Hannover in Leipzig und Leipzig in Hannover
Die Städtepartnerschaftslesungen hatte Ralph Grüneberger im vergangenem Sommer angeregt, nachdem er im Mai 2022 die Kurt-Sigel-Preisträgerin Sabine Göttel aus Hannover bei der Tagung des deutschen PEN-Zentrums in Gotha kennengelernt und die in Hannover gut vernetzte Kollegin für die Mit-Organisation dieses Projekts hatte gewinnen können. Die Messestädte Leipzig und Hannover verbindet seit 1987 eine Städtepartnerschaft. 2015 hat Ralph Grüneberger für die Gesellschaft für zeitgenössische Lyrik (GZL) im Jubiläumsjahr „1000 Jahre Leipzig“ die Sonderausgabe der Zeitschrift „Poesiealbum neu“ unter dem Titel „Gedichte von Welt. Leipzigs Partnerstädte“ zusammengestellt und herausgegeben. Nun sollte die Verbindung Leipzig-Hannover erstmals auch literarisch mit dem Austausch von jeweils einer Autorengruppe gewürdigt werden. Vor dem Hintergrund der zugesagten Finanzierung durch das Kulturbüro in Hannover lud die Lyrikgesellschaft Sabine Göttel, Caroline Hartge und Stefan Heuer am 23. März 2023 nach Leipzig ein, und die beiden Lyrikerinnen und der Lyriker aus Hannover bzw. aus dem Hannoveraner Umland stellten ihre Neuerscheinungen vor. Allerdings streikten an dem Tag die Leipziger Verkehrsbetriebe, sodass das Publikum im Literaturcafé bedauerlicherweise übersichtlich blieb.
Eine Woche später sollte in Hannover der Gegenbesuch mit Carl-Christian Elze, Ralph Grüneberger und Kathrin Wildenberger stattfinden. Alle drei wollten mit Büchern anreisen, die sich auf Leipzig beziehen und so dem Hannoveraner Publikum ihre Partnerstadt im Osten Deutschlands näher bringen. Jedoch erhielt das Vorhaben vom Kulturamt der Stadt Leipzig keine Förderwürdigkeit und der Austausch wäre fast nicht zustande gekommen. Am 22. März, einen Tag vor der Ankunft der Hanoveraner, erhielt Ralph Grüneberger die Nachricht, dass das Referat Internationale Zusammenarbeit aus Leipzigs Oberbürgermeisteramt die Reisekosten für die Lesung der Leipziger tragen wird.

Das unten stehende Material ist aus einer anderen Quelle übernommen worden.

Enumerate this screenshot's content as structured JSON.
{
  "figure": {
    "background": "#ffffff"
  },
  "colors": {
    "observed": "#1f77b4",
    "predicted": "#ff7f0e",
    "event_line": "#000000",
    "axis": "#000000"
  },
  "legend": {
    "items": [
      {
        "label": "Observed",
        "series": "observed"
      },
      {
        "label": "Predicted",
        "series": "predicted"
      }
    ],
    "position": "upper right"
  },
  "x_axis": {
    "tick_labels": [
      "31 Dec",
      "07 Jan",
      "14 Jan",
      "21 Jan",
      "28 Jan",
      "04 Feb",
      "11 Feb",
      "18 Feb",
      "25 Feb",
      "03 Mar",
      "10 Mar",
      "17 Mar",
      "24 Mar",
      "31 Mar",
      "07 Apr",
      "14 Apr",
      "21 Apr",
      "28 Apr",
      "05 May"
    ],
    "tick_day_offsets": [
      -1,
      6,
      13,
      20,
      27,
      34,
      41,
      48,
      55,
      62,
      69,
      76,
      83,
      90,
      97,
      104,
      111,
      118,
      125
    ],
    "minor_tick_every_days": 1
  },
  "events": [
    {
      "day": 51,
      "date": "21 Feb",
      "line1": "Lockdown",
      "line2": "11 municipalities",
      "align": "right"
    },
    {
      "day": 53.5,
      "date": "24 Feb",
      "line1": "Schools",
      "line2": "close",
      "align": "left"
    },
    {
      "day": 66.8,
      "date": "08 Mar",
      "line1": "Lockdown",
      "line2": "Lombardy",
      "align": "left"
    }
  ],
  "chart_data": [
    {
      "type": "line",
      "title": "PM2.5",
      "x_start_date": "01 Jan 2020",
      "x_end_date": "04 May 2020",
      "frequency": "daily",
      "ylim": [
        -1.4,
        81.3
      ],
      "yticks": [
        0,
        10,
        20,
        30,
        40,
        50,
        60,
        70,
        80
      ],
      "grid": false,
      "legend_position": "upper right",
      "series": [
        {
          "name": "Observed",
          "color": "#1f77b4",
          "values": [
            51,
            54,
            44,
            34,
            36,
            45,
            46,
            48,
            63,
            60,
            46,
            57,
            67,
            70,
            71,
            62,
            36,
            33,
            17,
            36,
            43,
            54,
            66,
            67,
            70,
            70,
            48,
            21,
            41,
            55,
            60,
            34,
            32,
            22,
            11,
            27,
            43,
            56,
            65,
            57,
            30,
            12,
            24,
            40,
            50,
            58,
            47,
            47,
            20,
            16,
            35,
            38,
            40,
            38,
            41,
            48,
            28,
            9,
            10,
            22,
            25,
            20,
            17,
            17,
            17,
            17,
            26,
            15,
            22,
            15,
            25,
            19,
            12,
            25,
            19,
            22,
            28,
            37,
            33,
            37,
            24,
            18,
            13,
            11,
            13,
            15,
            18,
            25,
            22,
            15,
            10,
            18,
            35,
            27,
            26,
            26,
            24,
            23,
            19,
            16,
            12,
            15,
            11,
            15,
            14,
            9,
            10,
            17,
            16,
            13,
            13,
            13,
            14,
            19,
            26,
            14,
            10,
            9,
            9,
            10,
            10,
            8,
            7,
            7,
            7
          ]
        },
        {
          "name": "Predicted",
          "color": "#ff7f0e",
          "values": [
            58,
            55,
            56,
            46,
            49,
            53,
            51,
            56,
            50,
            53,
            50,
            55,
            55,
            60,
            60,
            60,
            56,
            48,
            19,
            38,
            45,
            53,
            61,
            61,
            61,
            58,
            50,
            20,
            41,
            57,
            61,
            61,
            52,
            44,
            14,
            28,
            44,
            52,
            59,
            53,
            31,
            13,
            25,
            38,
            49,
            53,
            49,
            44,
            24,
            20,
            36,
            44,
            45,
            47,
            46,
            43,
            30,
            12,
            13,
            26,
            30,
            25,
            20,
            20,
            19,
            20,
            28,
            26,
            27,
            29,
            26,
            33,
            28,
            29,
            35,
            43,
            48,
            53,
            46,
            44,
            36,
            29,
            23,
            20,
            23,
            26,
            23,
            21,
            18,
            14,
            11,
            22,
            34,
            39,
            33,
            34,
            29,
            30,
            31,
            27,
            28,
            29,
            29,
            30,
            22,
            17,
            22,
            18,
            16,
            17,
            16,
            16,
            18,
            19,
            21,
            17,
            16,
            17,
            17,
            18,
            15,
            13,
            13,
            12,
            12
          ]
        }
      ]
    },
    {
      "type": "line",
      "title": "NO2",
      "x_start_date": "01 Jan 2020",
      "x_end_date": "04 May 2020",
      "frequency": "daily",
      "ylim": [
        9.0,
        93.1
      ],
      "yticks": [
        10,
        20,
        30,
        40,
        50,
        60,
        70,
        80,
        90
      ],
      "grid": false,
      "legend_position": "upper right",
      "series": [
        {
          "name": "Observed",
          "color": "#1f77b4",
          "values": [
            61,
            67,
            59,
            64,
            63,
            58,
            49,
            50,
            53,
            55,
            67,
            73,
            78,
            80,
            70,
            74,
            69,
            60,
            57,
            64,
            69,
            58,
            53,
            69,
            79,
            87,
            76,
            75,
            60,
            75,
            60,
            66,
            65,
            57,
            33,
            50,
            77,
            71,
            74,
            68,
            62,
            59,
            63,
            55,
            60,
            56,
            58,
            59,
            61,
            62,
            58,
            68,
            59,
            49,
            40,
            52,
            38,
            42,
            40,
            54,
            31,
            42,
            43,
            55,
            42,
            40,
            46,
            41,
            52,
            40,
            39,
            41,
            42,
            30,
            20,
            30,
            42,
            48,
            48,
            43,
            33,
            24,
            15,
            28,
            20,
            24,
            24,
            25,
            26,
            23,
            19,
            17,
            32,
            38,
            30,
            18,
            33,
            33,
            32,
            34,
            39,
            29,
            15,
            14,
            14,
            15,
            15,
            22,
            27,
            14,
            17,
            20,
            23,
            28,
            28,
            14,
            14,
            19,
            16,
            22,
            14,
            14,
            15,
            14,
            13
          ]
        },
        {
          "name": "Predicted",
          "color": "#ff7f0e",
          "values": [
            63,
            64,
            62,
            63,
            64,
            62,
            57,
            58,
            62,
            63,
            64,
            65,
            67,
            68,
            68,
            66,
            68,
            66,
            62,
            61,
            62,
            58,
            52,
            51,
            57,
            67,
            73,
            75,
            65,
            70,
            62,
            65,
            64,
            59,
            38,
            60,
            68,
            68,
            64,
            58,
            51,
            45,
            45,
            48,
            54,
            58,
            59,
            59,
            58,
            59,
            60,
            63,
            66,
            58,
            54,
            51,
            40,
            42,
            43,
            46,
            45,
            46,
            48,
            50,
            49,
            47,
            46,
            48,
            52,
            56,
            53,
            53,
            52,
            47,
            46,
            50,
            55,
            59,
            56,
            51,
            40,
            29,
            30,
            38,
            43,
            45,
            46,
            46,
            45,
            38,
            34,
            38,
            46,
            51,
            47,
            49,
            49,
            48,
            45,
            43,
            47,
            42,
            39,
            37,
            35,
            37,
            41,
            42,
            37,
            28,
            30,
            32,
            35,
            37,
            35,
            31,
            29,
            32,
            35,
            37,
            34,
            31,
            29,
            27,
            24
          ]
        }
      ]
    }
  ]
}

Zuvor hatte der Vorstand der GZL bereits entschieden, das Honorar für die Lesung zu übernehmen. Alles war also zum Guten geregelt, aber dann kam es ganz anders. Erst sagte Carl-Christian Elze einen Tag vor der Lesung krankheitsbedingt ab und am selben aus demselben Grunde Kathrin Wildenberger. Zu der Zeit war Ralph Grüneberger, als „letzte Mohikaner“ aus Leipzig, schon auf dem Weg nach Hannover und vertrat am 30. März 2023 bei der Lesung in der Stadtteilbibliothek seine Heimatstadt vor allem mit seinem Gedichtzylus „Straße im Leipziger Osten“, der von 1978 bis ins Jahr 2015 führt. Sabine Göttel, Caroline Hartge und Stefan Heuer standen ihm dabei mit einer erneuten Lesung aus ihren neuen Büchern zur Seite.
Dass die Lesung in der Oststadtbibliothek Hannover an diesem nasskalten Tag zudem gut besucht war und von der Leiterin des Sachgebiets Internationale Kulturarbeit und Städtepartnerschaften, Janika Millan, eröffnet wurde, zeigte die Bedeutung, die Hannover diesem literarischen Austausch gab. Fortsetzen könnte man dies beispielhaft, indem die Leipziger Stadtbibliothek künftig in ihrem „Leipzig-Zimmer“ ein Regal allein mit Büchern von Autorinnen und Autoren aus den 14 Partnerstädten bestückte und diesen Lesestoff so den Benutzerinnen und Benutzern explizit empfehlen würde. Das wiederum könnte Schule machen in den Stadt- und Universitätsbibliotheken von Leipzigs Partnerstädten und den literarischen Austausch fortsetzen.